Die Frage, in wie weit die Form der Durchführung einer Beobachtung die Ergebnisse verfälscht, ist immer zu beachten. So ist zwar bei einer teilnehmenden Beobachtung meist ein tieferer Einblick in die Geschehnisse möglich (wenn z.B. der Beobachter in das zu beobachtende Milieu eingebracht werden muß), auf der anderen Seite besteht die Gefahr, daß er dann (unbewußt) die Geschehnisse nach seinen vorhandenen Vorstellungen lenkt, so daß im Zweifelsfall eher ein hypothesenkonformes Verhalten der beobachteten Personen zu beobachten ist als ohne den teilnehmenden Beobachter, also ein gewisses Maß an beobachtungsverfälschender Manipulation stattfindet. Auch schränkt eine teilnehmende Beobachtung den maximalen Standardisierungsgrad der Beobachtung ein, da der Beobachter sonst überfordert wäre.
Auch bei einer offenen Beobachtung, insbesondere bei apparativen Beobachtungen besteht die Gefahr, daß sich die Beobachtungsobjekte aufgrund der Anwesenheit des Beobachters nicht natürlich verhalten, sondern über den Sinn der Beobachtung spekulieren und sich 'sozial erwünscht' verhalten, und auch so wieder ein verfälschtes Bild der Realität entsteht.
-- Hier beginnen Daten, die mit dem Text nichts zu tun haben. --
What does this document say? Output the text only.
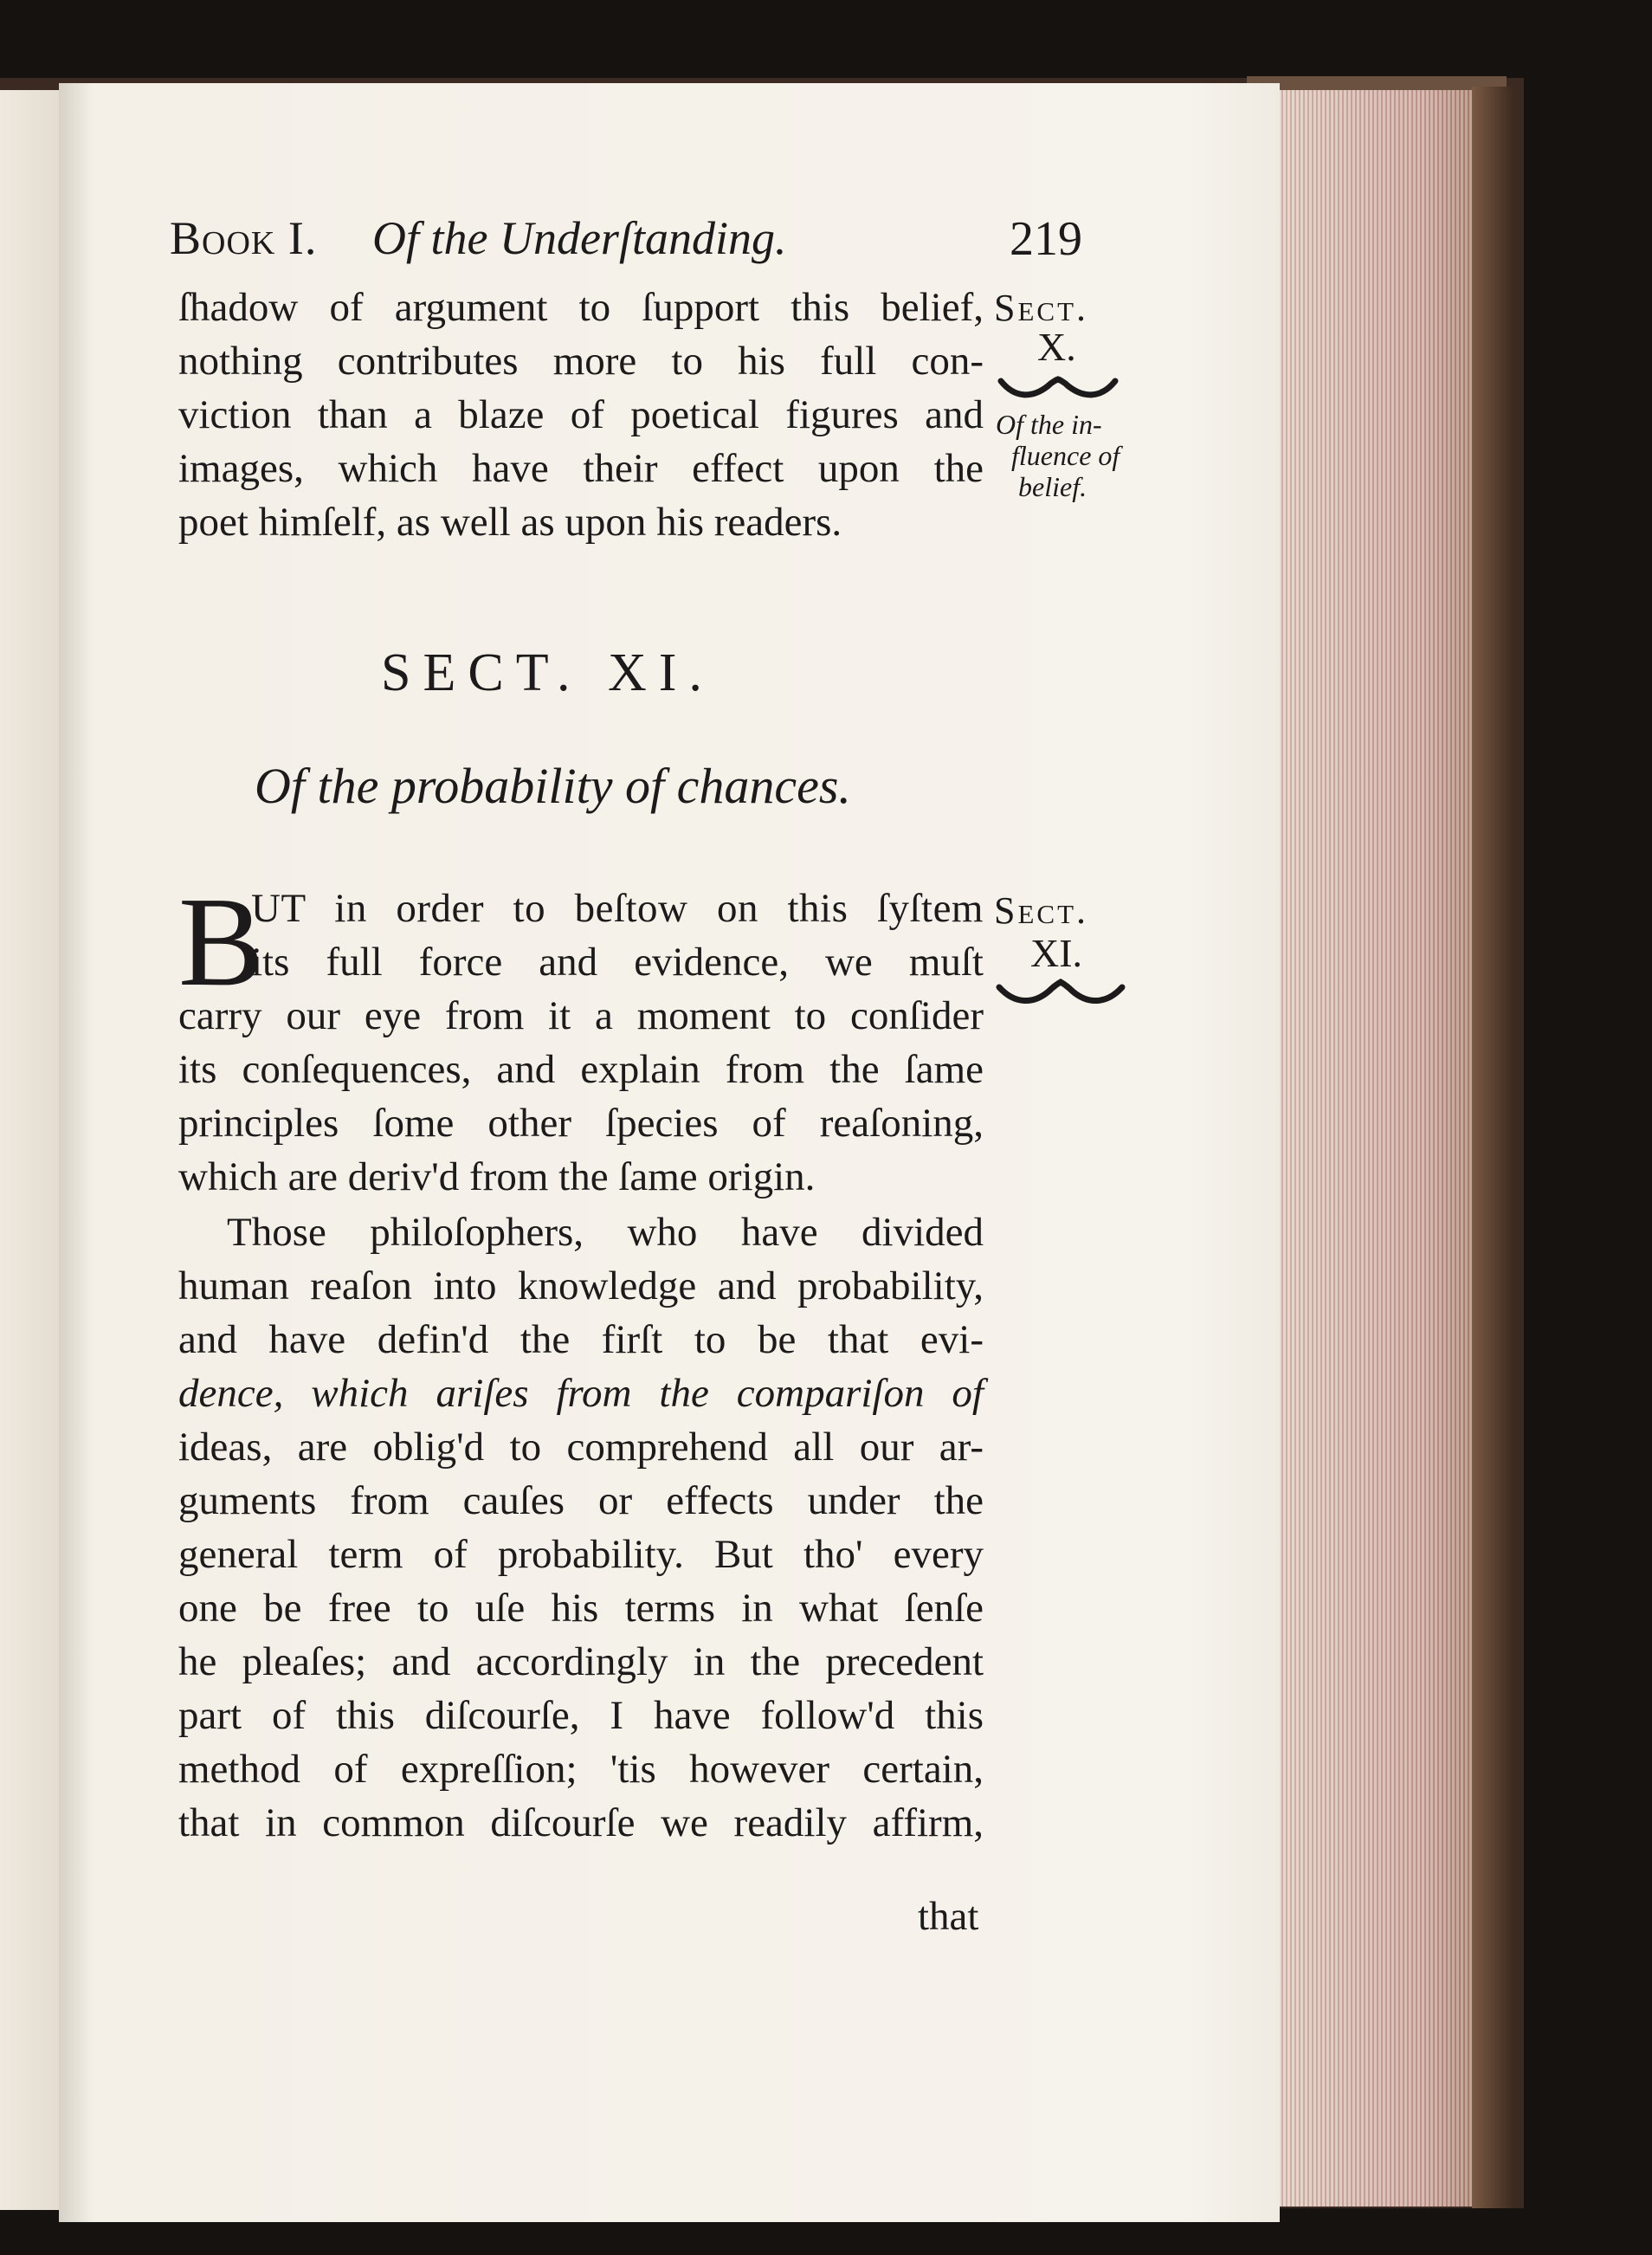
Book I. Of the Underſtanding.	219
ſhadow of argument to ſupport this belief,
nothing contributes more to his full con-
viction than a blaze of poetical figures and
images, which have their effect upon the
poet himſelf, as well as upon his readers.
Sect.
X.
Of the in-
fluence of
belief.
SECT. XI.
Of the probability of chances.
B
UT in order to beſtow on this ſyſtem
its full force and evidence, we muſt
carry our eye from it a moment to conſider
its conſequences, and explain from the ſame
principles ſome other ſpecies of reaſoning,
which are deriv'd from the ſame origin.
Sect.
XI.
Those philoſophers, who have divided
human reaſon into knowledge and probability,
and have defin'd the firſt to be that evi-
dence, which ariſes from the compariſon of
ideas, are oblig'd to comprehend all our ar-
guments from cauſes or effects under the
general term of probability. But tho' every
one be free to uſe his terms in what ſenſe
he pleaſes; and accordingly in the precedent
part of this diſcourſe, I have follow'd this
method of expreſſion; 'tis however certain,
that in common diſcourſe we readily affirm,
that
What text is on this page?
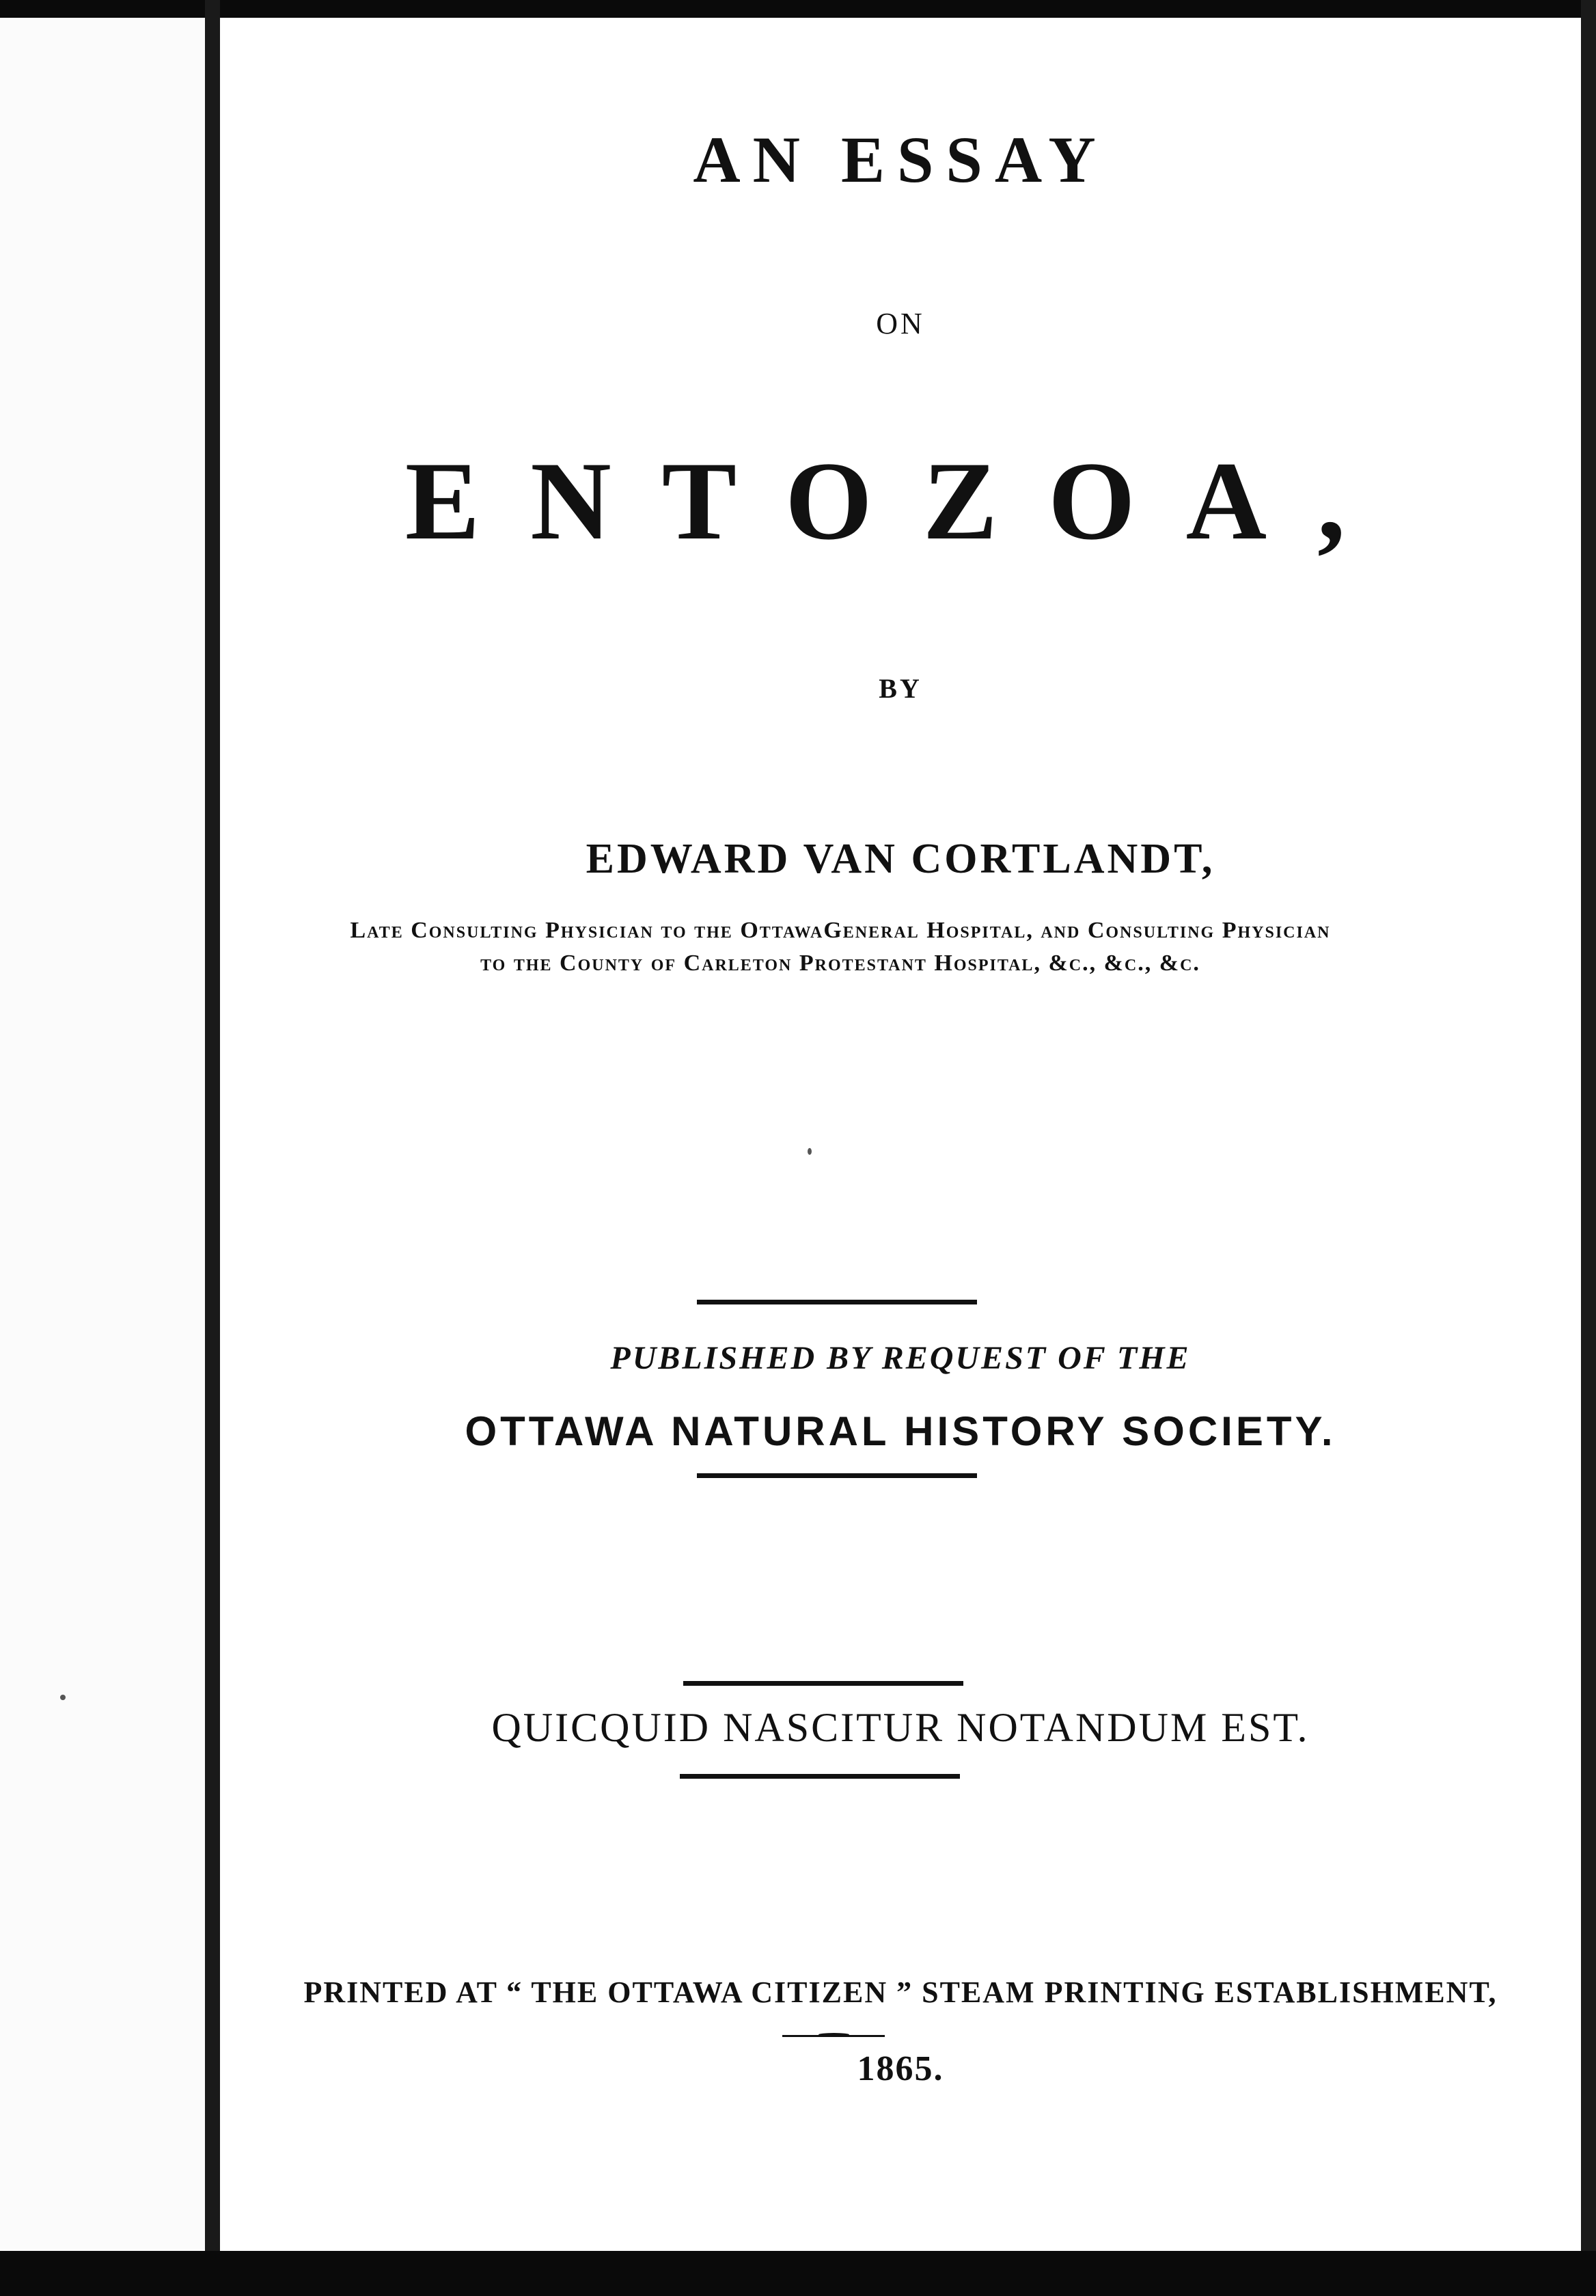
AN ESSAY
ON
ENTOZOA,
BY
EDWARD VAN CORTLANDT,
Late Consulting Physician to the OttawaGeneral Hospital, and Consulting Physician
to the County of Carleton Protestant Hospital, &c., &c., &c.
PUBLISHED BY REQUEST OF THE
OTTAWA NATURAL HISTORY SOCIETY.
QUICQUID NASCITUR NOTANDUM EST.
PRINTED AT “ THE OTTAWA CITIZEN ” STEAM PRINTING ESTABLISHMENT,
1865.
Eine verdeckte Beobachtung kann sich dafür im Gegenzug als wesentlich schwieriger realisierbar erweisen und liefert auch meist einen weniger tiefen Einblick in die Geschehnisse. Auch bleibt es meist ungewiß, ob die Beobachtung tatsächlich unentdeckt blieb.
Genau die gleichen Punkte müssen natürlich auch bei Laborstudien (auch mit seminaturalistischem Setting) berücksichtigt werden, da diese nie wirklich verdeckt sein können, selbst wenn es die eigentliche Beobachtung ist.
Ein weiterer Einflußfaktor, der immer vorhanden ist, ist der Beobachter selbst. Da dieser sich auf seine Wahrnehmung verlassen muß, und diese zwangsweise Fluktuationen (beispielsweise der Aufmerksamkeit) unterworfen ist, und sich manchmal auch persönliche Deutungen bei der Protokollierung nicht vermeiden lassen, entsteht hierdurch immer ein verzerrtes Bild der Realität. Deshalb bietet sich der Einsatz mehrerer Beobachter bzw.